We have code in the upcoming Go release (1.21) which acted as a temporary workaround https://github.com/golang/go/blob/22d94dfdc8ab866ff6097b6b92a2860233873c95/src/syscall/fs_wasip1.go#L435-L456
An automated test runner using wasmtime is also being added to Go https://github.com/golang/go/issues/59583
It seems wasmtime has been releasing major versions mostly (around once a month). Having this fix available in an earlier release would allow us to integrate it immediately in the test suite, and remove the workaround.
Would it be possible to issue a patch release (v8.0.1) which includes this fix?
alexcrichton commented on issue #6163:
We do have an upcoming security release this Thursday for 8.0.1, so this could ride out with that. @jameysharp do you feel confident enough in this being back-portable to 8.0.1?
At least IIRC we don't have a firm policy about what and what not to backport, so in lieu of that I'm assuming that explicitly requested changes are fine for considering as candidates.
jameysharp commented on issue #6163:
I'm confident in this PR on POSIX-conforming systems.
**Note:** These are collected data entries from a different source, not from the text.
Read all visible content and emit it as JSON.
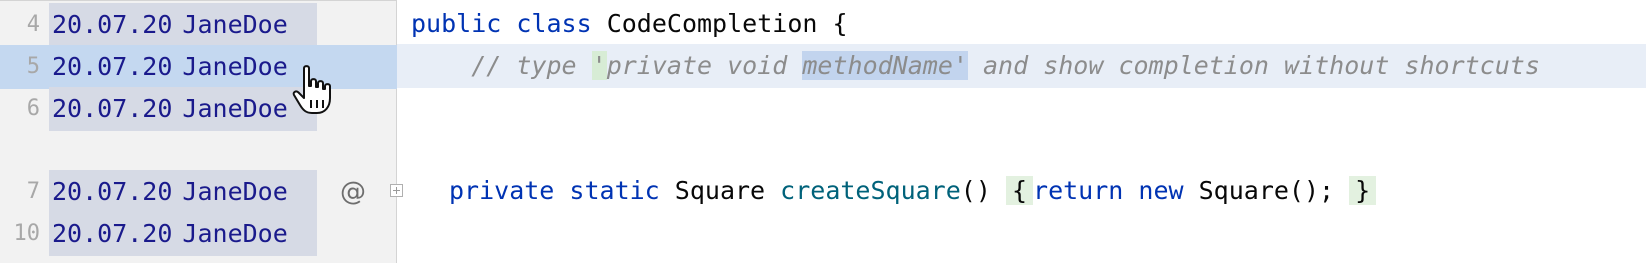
{
  "gutter": {
    "rows": [
      {
        "line": "4",
        "date": "20.07.20",
        "author": "JaneDoe"
      },
      {
        "line": "5",
        "date": "20.07.20",
        "author": "JaneDoe"
      },
      {
        "line": "6",
        "date": "20.07.20",
        "author": "JaneDoe"
      },
      {
        "line": "7",
        "date": "20.07.20",
        "author": "JaneDoe"
      },
      {
        "line": "10",
        "date": "20.07.20",
        "author": "JaneDoe"
      }
    ],
    "at_symbol": "@"
  },
  "code": {
    "line1": {
      "kw1": "public",
      "kw2": "class",
      "name": "CodeCompletion",
      "brace": "{"
    },
    "line2": {
      "prefix": "    // type ",
      "quote_open": "'",
      "mid": "private void ",
      "method": "methodName'",
      "suffix": " and show completion without shortcuts"
    },
    "line4": {
      "kw1": "private",
      "kw2": "static",
      "type": "Square",
      "method": "createSquare",
      "parens": "()",
      "open_brace": "{",
      "kw3": "return",
      "kw4": "new",
      "ctor": "Square();",
      "close_brace": "}"
    }
  },
  "colors": {
    "keyword": "#0033b3",
    "function": "#00627a",
    "comment": "#8c8c8c",
    "annotation_text": "#1a1a8c",
    "selection": "#c4d8f0"
  }
}
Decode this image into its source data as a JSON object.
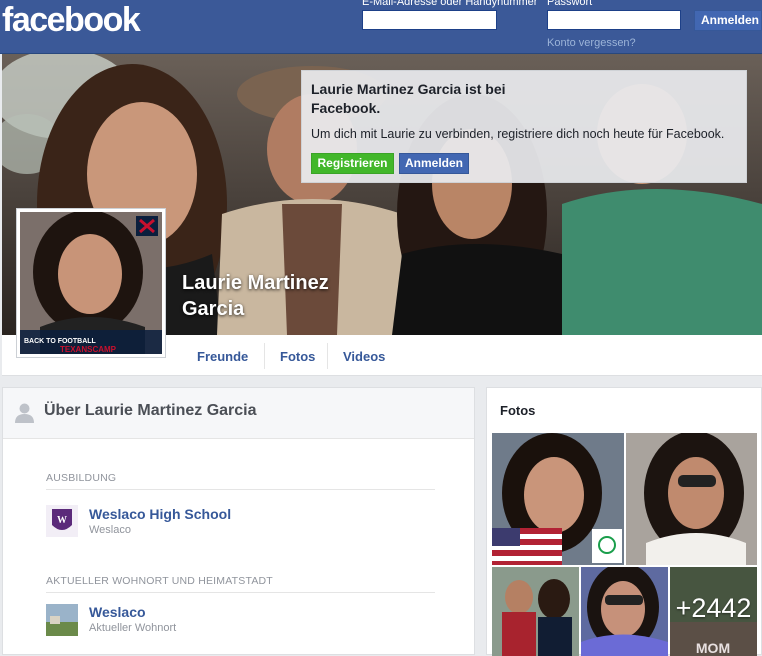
{
  "header": {
    "logo": "facebook",
    "email_label": "E-Mail-Adresse oder Handynummer",
    "password_label": "Passwort",
    "login_button": "Anmelden",
    "forgot_link": "Konto vergessen?"
  },
  "profile": {
    "name_line1": "Laurie Martinez",
    "name_line2": "Garcia",
    "pic_caption": "BACK TO FOOTBALL",
    "pic_caption2": "TEXANSCAMP"
  },
  "popup": {
    "title": "Laurie Martinez Garcia ist bei Facebook.",
    "text": "Um dich mit Laurie zu verbinden, registriere dich noch heute für Facebook.",
    "register_button": "Registrieren",
    "login_button": "Anmelden"
  },
  "tabs": [
    {
      "label": "Freunde"
    },
    {
      "label": "Fotos"
    },
    {
      "label": "Videos"
    }
  ],
  "about": {
    "title": "Über Laurie Martinez Garcia",
    "education_label": "AUSBILDUNG",
    "school_name": "Weslaco High School",
    "school_location": "Weslaco",
    "residence_label": "AKTUELLER WOHNORT UND HEIMATSTADT",
    "city_name": "Weslaco",
    "city_sub": "Aktueller Wohnort"
  },
  "photos": {
    "title": "Fotos",
    "more_count": "+2442",
    "more_caption": "MOM"
  },
  "colors": {
    "brand_blue": "#3b5998",
    "link_blue": "#365899",
    "green": "#42b72a"
  }
}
I'm not 100% confident that I didn't break something on Windows, but the fact that CI did catch Windows-specific bugs in my first attempts is reassuring. So I'd say I'm pretty confident this is fine to backport to 8.0.1.
Also, this commit cherry-picks cleanly onto release-8.0.0, which is nice. Would you like me to open a PR for that, Alex?
alexcrichton commented on issue #6163:
Ok that sounds good to me, yeah. If you're up for it a PR to
release-8.0.0
would work well and then this'll get folded into Thursday's release.